Богдан еще раз улыбнулся, затем его загорелое лицо вдруг исчезло, и все-все загорелые лица на свете – тоже. Хлопнула дверь парадного, от дома отъехала машина, настала тишина. Рутковский протянул руку к пиджаку и принял таблетку люминала. Запил ее глотком водки. Потом еще и еще одну, каждый раз запивая водкой.
Ему почудилось, будто его окликнули по имени. Он сел в постели, открыл глаза. Все вокруг сплошь было залито серебристым сиянием. Серебряная пыль покрывала платформы сортировочной станции, серебрились клубы паровозного дыма, отливали серебром товарные вагоны. И везде были расставлены охранные посты. Эшелон казался погруженным в абсолютное безмолвие, даже пар из паровоза вырывался беззвучно. Лишь однажды к сияющему небосводу устремился детский крик, и снова наступила тишина. Тишина и холодноватое, серебристое сияние.
– Казик! – крикнул кто-то.
Дверь четвертой от паровоза теплушки была наполовину отодвинута. В проеме стояла Ядвига… Ее планетой была Луна. Кожа Ядвиги, пропитанная лунным светом, сверкала, переливалась, просвечивала сквозь одежду.

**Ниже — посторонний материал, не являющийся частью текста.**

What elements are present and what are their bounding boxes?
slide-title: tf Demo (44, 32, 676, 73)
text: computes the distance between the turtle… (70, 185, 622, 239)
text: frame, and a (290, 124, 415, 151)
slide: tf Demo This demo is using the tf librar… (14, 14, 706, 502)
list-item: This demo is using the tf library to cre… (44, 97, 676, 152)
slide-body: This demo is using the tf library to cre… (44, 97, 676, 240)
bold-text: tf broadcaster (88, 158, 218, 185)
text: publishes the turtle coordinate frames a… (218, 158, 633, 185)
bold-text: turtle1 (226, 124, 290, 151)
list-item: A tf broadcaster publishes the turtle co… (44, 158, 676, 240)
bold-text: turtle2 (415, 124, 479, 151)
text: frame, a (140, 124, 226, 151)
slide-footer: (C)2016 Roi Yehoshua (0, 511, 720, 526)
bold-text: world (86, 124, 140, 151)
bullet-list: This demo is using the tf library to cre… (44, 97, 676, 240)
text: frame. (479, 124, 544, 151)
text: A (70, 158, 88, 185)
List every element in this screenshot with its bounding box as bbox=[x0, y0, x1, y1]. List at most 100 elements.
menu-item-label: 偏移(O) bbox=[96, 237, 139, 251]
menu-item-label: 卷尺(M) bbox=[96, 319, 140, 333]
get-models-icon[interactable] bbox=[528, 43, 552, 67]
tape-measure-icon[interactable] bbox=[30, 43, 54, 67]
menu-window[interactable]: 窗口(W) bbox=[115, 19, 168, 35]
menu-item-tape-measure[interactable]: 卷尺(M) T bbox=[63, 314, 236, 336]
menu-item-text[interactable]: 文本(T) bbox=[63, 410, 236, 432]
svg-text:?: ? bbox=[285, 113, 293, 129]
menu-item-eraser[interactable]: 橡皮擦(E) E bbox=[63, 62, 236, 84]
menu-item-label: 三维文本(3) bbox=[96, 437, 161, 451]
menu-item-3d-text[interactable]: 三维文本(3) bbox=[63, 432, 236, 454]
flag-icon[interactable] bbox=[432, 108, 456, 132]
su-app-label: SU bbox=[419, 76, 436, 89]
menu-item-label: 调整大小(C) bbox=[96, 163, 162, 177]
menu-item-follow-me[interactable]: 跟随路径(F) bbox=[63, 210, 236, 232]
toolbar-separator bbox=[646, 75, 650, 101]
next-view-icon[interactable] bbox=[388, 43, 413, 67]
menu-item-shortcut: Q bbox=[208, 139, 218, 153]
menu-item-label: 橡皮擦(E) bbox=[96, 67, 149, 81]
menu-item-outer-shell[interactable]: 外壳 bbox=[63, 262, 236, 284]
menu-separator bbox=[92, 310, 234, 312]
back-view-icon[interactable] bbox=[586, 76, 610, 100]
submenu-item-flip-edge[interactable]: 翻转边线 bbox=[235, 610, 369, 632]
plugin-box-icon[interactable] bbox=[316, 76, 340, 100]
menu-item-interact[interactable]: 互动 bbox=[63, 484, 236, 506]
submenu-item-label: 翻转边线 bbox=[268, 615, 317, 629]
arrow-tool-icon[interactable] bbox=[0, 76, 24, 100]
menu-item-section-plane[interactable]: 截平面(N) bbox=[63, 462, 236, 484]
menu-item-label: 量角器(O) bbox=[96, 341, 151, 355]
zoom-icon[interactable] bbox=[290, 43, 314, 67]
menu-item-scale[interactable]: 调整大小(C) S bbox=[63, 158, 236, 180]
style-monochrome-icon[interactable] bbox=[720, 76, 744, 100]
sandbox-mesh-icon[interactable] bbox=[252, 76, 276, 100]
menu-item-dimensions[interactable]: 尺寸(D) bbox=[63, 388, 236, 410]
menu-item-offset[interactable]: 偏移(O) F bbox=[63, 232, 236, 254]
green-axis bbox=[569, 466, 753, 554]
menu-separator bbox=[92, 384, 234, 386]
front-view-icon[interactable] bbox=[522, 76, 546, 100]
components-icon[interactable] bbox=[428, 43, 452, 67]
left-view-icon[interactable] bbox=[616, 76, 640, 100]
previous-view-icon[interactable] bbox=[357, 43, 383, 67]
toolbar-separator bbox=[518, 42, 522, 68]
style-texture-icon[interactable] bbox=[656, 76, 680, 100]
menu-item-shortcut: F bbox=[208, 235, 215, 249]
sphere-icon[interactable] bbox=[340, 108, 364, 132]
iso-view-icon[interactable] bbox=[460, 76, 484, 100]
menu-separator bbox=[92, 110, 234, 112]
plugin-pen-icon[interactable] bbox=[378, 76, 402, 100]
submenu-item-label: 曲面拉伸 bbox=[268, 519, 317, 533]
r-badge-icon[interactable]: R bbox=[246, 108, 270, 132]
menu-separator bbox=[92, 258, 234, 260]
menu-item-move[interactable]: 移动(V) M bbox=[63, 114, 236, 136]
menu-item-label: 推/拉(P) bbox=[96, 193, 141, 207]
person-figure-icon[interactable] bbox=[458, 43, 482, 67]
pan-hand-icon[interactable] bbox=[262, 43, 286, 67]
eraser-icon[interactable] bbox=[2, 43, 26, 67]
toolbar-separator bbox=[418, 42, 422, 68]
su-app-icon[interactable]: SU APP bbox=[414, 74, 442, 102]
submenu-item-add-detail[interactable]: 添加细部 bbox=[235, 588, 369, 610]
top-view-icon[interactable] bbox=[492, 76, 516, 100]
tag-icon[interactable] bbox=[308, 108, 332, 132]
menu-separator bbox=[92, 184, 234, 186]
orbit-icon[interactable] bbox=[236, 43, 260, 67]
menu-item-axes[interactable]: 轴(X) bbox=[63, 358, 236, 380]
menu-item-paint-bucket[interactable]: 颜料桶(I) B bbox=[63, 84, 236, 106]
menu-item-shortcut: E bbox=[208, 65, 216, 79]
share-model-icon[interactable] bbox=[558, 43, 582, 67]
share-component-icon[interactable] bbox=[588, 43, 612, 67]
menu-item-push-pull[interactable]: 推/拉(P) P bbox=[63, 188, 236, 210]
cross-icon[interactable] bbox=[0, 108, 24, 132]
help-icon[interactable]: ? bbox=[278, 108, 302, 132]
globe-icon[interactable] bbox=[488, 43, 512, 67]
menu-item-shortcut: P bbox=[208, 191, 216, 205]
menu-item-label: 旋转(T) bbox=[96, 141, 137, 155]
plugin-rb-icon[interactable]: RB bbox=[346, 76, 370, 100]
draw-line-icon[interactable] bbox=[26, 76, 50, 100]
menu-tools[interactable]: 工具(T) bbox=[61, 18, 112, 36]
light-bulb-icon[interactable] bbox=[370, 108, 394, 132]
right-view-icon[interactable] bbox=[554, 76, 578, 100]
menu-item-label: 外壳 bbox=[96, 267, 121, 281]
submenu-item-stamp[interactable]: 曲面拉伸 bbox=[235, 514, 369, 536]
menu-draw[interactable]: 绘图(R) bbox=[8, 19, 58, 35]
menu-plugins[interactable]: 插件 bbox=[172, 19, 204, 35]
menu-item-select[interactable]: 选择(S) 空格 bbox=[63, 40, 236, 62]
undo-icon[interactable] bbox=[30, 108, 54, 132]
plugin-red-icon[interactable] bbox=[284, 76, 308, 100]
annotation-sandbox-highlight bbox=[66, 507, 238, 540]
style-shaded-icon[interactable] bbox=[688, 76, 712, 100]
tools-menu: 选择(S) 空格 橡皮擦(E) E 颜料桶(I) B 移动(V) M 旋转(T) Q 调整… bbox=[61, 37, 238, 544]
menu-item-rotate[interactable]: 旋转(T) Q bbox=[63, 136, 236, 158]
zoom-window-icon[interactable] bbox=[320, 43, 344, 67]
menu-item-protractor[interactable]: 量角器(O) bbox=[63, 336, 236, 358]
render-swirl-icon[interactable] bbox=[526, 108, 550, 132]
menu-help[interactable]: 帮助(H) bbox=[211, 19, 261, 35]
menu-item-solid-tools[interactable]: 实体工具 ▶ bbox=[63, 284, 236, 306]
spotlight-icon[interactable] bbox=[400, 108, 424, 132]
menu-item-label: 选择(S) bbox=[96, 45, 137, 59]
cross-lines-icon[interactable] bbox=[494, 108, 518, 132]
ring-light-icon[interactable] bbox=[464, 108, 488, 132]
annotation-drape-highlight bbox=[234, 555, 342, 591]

Но тело ее даже при этом мертвенном освещении казалось обильно плодовитым и животворным, как у библейских праматерей, из лона которых вышли все сыновья и дочери земли.
– Казик! – позвала она опять. – Пойдем с нами!
Он было поддался зову, но вовремя спохватился. Ведь он стоял под лунной сенью, вплотную к стене соляного склада; шагах в десяти от него, на углу склада, находился часовой. Казик замер как вкопанный, боясь шевельнуться. Все вокруг было усыпано солью, и, сделай он хоть шаг, соль захрустит у него под ногами.
– Казик! – еще раз позвала Ядвига.
Он затаился, не дыша. Появился какой-то железнодорожник и дал знак к отправлению; на голове у него была немецкая фуражка, зато вместо формы – такой же оранжево-красный свитер, как на познанском парне. Серебристый пар вырвался из паровоза. Состав дрогнул и, стуча колесами, скрылся вдали.
Казик расшнуровал ботинки и в одних носках, на цыпочках, зашагал по лунной дорожке к темному, погребенному в руинах городу. По пути он столкнулся с немецким патрулем; солдаты фонариком посветили ему в лицо, заметили, что он в одних носках, а ботинки держит под мышкой, но ничего не сказали; с легким презрением махнули рукой: проходи, мол.